KESK’E VE BARIŞ SAVUNUCULARINA YÖNELİK BASKILARI KINIYORUZ

Türkiye Barış Meclisi Sözcüsü ve İHD Onur Kurulu üyesi Yüksel Mutlu 28.05.2009 günü sabah saat 06.00 sıralarında jandarma tarafından Ankara’da evinden gözaltına alındı. Mutlu’ya yönelik gözaltı işleminin yanı sıra soruşturma dosyasında gizlilik kararı ve avukatla görüşme yasağı bulunmaktadır.

İnsan hakları, barış ve özgürlük savunucularına yönelik baskılar gün geçtikçe şiddetini arttırmaktadır. 28.05.2009 tarihinde çoğu derneğimiz üyesi olan KESK’e bağlı sendika yönetici ve üyelerine yönelik İzmir Jandarması operasyonunda KESK MYK üyesi Songül Morsümbül, Eğitim Sen MYK üyesi Gülçin İspir, KESK eski genel sekreteri Abdurrahman Daşdemir, SES İzmir Şube yöneticisi Yüksel Özmen, öğretmen Lami Özgen olmak üzere çok sayıda kamu görevlisi öğretmen ve sağlıkçı gözaltına alındı. Hukuksuz bir şekilde KESK Genel Merkezinde jandarma tarafından arama yapıldı. Soruşturmayı İzmir İl Jandarma Komutanlığı yürütüyor. Arama ve gözaltına alma kararını İzmir 10. Ağır Ceza Mahkemesi veriyor. Yüksel Mutlu’nun ve KESK yöneticilerinin İzmir şehriyle hiçbir ilişkisi bulunmamaktadır. Neyle suçlandıkları ve hangi delillere göre gözaltına alındıkları kendilerine bildirilmemiştir. Mahkemece avukatla görüş yasağı konduğundan avukatlar kendileriyle görüşememiştir. Bu bir yargı yolu ile baskı uygulamasıdır.

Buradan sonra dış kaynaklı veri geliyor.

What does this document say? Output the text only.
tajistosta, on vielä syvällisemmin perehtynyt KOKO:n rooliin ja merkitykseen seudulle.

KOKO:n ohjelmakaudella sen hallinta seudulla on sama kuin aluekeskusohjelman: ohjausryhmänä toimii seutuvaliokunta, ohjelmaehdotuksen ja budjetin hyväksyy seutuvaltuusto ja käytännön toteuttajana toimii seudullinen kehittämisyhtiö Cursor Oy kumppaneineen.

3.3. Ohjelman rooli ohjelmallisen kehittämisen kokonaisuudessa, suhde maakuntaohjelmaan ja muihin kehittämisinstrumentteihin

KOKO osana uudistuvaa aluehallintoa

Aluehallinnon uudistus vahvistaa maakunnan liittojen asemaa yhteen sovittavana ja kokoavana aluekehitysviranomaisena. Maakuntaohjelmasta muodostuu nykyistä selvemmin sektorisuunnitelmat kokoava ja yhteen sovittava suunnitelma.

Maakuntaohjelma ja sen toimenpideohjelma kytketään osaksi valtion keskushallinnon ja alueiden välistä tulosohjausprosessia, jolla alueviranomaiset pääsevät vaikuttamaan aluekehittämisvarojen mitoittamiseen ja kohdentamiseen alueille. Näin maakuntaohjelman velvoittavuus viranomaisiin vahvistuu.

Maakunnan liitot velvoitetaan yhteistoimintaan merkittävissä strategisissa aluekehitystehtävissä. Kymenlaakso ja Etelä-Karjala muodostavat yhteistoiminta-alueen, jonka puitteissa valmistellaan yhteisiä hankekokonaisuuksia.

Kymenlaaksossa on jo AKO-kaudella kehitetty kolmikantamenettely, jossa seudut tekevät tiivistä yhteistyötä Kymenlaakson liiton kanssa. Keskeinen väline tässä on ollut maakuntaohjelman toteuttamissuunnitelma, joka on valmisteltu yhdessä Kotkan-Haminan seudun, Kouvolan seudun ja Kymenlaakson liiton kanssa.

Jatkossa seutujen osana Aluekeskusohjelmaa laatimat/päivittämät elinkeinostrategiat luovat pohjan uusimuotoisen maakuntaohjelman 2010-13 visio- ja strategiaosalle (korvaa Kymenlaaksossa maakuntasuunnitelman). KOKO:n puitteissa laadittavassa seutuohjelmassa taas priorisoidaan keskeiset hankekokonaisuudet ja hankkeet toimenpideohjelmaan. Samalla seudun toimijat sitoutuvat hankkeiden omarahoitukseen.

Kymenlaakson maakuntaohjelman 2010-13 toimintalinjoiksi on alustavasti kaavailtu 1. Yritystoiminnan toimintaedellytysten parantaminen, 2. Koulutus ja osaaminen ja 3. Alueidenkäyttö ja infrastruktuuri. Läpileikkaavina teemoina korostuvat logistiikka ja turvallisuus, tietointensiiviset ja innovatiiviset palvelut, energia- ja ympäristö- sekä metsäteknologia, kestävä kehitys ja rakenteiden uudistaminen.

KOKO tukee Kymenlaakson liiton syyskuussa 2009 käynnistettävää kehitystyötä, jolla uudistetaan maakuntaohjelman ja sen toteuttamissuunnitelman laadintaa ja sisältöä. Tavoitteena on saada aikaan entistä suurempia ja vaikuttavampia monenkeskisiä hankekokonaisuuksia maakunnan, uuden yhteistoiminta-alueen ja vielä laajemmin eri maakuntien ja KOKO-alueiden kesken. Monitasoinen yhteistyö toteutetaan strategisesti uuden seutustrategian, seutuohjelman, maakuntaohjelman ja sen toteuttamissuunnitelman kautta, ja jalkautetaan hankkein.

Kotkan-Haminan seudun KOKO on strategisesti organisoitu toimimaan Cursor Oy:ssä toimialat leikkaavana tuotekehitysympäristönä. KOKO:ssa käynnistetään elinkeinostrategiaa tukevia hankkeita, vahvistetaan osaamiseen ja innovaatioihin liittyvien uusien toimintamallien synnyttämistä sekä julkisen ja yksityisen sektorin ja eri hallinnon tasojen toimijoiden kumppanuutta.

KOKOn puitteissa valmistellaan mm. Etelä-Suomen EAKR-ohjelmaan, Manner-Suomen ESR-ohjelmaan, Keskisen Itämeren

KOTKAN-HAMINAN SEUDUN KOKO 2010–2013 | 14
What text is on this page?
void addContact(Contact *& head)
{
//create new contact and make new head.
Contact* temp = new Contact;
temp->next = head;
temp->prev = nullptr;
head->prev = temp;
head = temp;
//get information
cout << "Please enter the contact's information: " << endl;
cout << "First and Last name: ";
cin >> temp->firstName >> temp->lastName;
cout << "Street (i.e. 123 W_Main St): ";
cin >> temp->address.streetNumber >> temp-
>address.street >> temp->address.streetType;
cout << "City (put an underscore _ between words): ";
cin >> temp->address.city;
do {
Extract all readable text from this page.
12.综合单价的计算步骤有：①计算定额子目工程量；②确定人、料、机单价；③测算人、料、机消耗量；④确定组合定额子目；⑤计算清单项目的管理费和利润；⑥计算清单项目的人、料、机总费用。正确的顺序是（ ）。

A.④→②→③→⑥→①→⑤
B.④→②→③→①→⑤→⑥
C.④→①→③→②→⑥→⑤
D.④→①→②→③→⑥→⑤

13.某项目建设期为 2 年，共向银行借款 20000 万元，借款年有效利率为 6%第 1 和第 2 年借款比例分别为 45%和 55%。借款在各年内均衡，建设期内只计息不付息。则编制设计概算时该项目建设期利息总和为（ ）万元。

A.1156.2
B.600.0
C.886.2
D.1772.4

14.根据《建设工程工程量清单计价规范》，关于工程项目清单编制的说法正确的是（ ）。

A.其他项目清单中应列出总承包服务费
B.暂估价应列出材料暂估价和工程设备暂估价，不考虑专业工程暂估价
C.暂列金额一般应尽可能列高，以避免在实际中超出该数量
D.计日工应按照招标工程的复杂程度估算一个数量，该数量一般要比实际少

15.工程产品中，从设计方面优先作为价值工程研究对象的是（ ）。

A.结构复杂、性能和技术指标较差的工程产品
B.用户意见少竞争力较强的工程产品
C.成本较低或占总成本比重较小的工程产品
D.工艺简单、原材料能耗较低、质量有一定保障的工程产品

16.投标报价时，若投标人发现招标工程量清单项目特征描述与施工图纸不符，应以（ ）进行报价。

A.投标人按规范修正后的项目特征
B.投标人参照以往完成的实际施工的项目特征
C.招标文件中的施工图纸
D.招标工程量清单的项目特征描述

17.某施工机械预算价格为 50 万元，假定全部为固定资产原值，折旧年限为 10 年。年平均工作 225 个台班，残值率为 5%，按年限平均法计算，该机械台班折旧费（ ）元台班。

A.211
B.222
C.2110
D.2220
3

Yüksel Mutlu’nun gözaltına alınmasında BM İnsan Hakları Savunucularının Korunması Bildirgesi açıkça ihlal edilmiştir. Barış çalışmalarında yer alan Yüksel Mutlu, Songül Morsümbül ve Gülçin İspir ile birlikte Mardin Bilge Köyü katliamı ile ilgili inceleme yapan kadın heyetinin içerisinde yer almıştı. Türkiye Barış Meclisinin çözüm için silahların susması, ölümlerin son bulması çağrısı ile ilgili hazırlık çalışmaları yapmakta idi. Anlaşılan devlet içindeki anti demokratik güçler kadınların barış çalışmalarından rahatsız olmuş. Bu durum kabul edilemez. Kimse Türkiye’nin barış dolu günlere ulaşmasına engel olamaz.

KESK’e, yönetici ve üyelerine, Yüksel Mutlu’ya yönelik arama ve gözaltına alma uygulamalarını kınıyoruz. Hukukun üstünlüğüne uygun bir bir yargı yapılanması için mevzuat değişikliği zorunlu hale gelmiştir. Türkiye yoluna eski DGM’lerin devamı olan Mahkemelerle devam edemez.

Emek, demokrasi ve barış mücadelesinde hep önde olmuş bir Konfederasyona yapılan bu hukuk dışı uygulama kabul edilemez.

Tüm gözaltılar biran önce serbest bırakılmalıdır.